The D.C. City Council voted yesterday to override Mayor Marion Barry's veto of a bill stripping the Housing Finance Agency of authority to approve bond issues, and in response six of the agency's nine board members offered the mayor their resignations.
Charlene Drew Jarvis (D-Ward 4), who introduced the legislation to take away the board's power and led the fight to override Barry's veto, said the resignations would simply give the council an opportunity to restructure the board.
But Barry said the resignations created an immediate problem. "With the action of the council and the resignation of the board, we have a Housing Finance Agency crisis," Barry said, "and I will do all I can in the next day or so, working with the council, to get us out of this dilemma."
Before yesterday's action, the six-year-old, quasi-independent agency -- formed to alleviate a shortage of housing for low- and moderate-income residents -- had the power to sell tax-exempt bonds and use the proceeds to make low-interest funds available for residential mortgage and construction loans.
In vetoing the legislation to strip the agency of that authority, the mayor sent the council last week a seven-page message saying that the agency had done an outstanding job and that the process spelled out in the bill -- review of bond issues by the council -- would be cumbersome and unwarranted and could prompt a lower rating for the agency's bonds.
But some council members said they viewed the veto as an attempt by the mayor to maintain control of the agency's policies. Last month, in passing the legislation, council members had said that the agency had not set adequate priorities for its task of creating new housing and had refused to follow the council's suggestions for addressing the housing shortage.
The council bill affecting the agency was passed as an emergency measure, and as such will be in effect for 90 days. Jarvis agreed to delay for two weeks any action on companion legislation that would extend the emergency bill and explain in detail how the council would take over the agency's bonding authority.
The only two council members who voted against the override, John Ray (D-At Large) and Polly Shackleton (D-Ward 3), questioned why the council, which has 30 days to override a veto, could not wait until it votes on the companion legislation.
Ray said he was not certain if the override was an effort to do what is best for the city or part of a "tremendous power play" between the council and the executive branch.

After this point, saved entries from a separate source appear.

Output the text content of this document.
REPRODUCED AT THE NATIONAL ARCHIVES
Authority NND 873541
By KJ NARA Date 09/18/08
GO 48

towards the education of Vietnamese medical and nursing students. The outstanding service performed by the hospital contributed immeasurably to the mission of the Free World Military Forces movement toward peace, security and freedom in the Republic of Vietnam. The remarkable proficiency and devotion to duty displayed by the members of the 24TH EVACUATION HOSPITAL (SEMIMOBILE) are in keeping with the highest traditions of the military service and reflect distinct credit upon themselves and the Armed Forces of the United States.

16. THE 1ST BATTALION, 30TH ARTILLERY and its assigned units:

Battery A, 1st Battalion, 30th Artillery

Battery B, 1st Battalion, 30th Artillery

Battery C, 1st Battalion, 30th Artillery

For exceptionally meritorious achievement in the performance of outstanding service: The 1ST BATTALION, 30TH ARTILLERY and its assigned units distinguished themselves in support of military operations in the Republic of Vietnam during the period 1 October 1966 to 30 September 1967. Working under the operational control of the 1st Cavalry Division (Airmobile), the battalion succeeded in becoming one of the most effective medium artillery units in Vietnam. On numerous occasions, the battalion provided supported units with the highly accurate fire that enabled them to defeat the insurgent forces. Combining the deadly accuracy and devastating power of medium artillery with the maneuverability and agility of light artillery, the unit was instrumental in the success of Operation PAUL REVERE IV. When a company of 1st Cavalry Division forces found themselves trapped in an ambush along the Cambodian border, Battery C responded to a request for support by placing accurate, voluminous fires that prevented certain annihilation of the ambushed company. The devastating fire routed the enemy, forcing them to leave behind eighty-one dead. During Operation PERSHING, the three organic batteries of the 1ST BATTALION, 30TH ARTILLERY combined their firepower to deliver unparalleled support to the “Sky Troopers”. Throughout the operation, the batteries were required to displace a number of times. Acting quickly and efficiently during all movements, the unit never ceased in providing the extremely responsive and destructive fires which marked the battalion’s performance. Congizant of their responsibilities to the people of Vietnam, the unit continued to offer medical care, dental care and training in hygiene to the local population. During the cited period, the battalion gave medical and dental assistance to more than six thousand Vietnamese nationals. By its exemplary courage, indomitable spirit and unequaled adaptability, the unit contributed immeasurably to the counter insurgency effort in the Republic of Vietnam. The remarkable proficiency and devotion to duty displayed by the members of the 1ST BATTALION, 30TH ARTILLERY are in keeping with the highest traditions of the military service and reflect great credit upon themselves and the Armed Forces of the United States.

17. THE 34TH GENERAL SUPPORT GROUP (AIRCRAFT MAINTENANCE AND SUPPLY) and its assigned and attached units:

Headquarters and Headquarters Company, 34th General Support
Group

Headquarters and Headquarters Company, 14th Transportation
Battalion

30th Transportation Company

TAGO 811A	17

Jarvis denied that the action was a power play, but said it had sent a signal to the mayor. "The message is that the executive branch must consider the council as a coequal branch and that we must know of issues before they occur and that he must involve us before actions are taken," Jarvis said.
Shortly after the council meeting ended, the Housing Finance Agency board met and six members, all of them appointed by the mayor, voted to offer their resignations, effective Feb. 28.
The six members are Theresa Watson, board chairman and president of the American League of Financial Institutions; Malcolm Peabody, board vice chairman and president of Peabody Corp.; Ruth Banks, a lawyer; Blenna Cunningham, vice president of United National Bank; John Oxendine, president of Broadcast Capital Fund Inc., and Herman Greene, chairman of the board of Far East Community Service Inc.
The other three board members are members of the Barry administration and did not resign.
"The council action in overriding your veto . . . places the agency board in an untenable position," Watson said in a letter to Barry. "We are expected to be responsible for the operation of this agency and bring affordable housing to the citizens of the District and yet the council would deny us the authority to act without its approval . . . The council's action will produce less housing, not more." Deputy Mayor for Finance Alphonse Hill, a member of the board who attended the executive meeting and did not resign, said board members felt "boxed in" by the council's action. "Some of the board members felt dismayed that the council wanted control of the board and control of the agency," Hill said.
The council's action was the second time in three months that the council has voted to override a veto, and some council members said that yesterday's vote followed an intense lobbying effort by the mayor.
The council meeting began about 30 minutes late while the mayor and his representatives telephoned council members. A letter from Barry appealing to the council not to override the veto was delivered to Council Chairman David A. Clarke 16 minutes after the meeting was scheduled to start, and Betty Ann Kane (D-At Large) received the letter in the elevator as she headed for the meeting.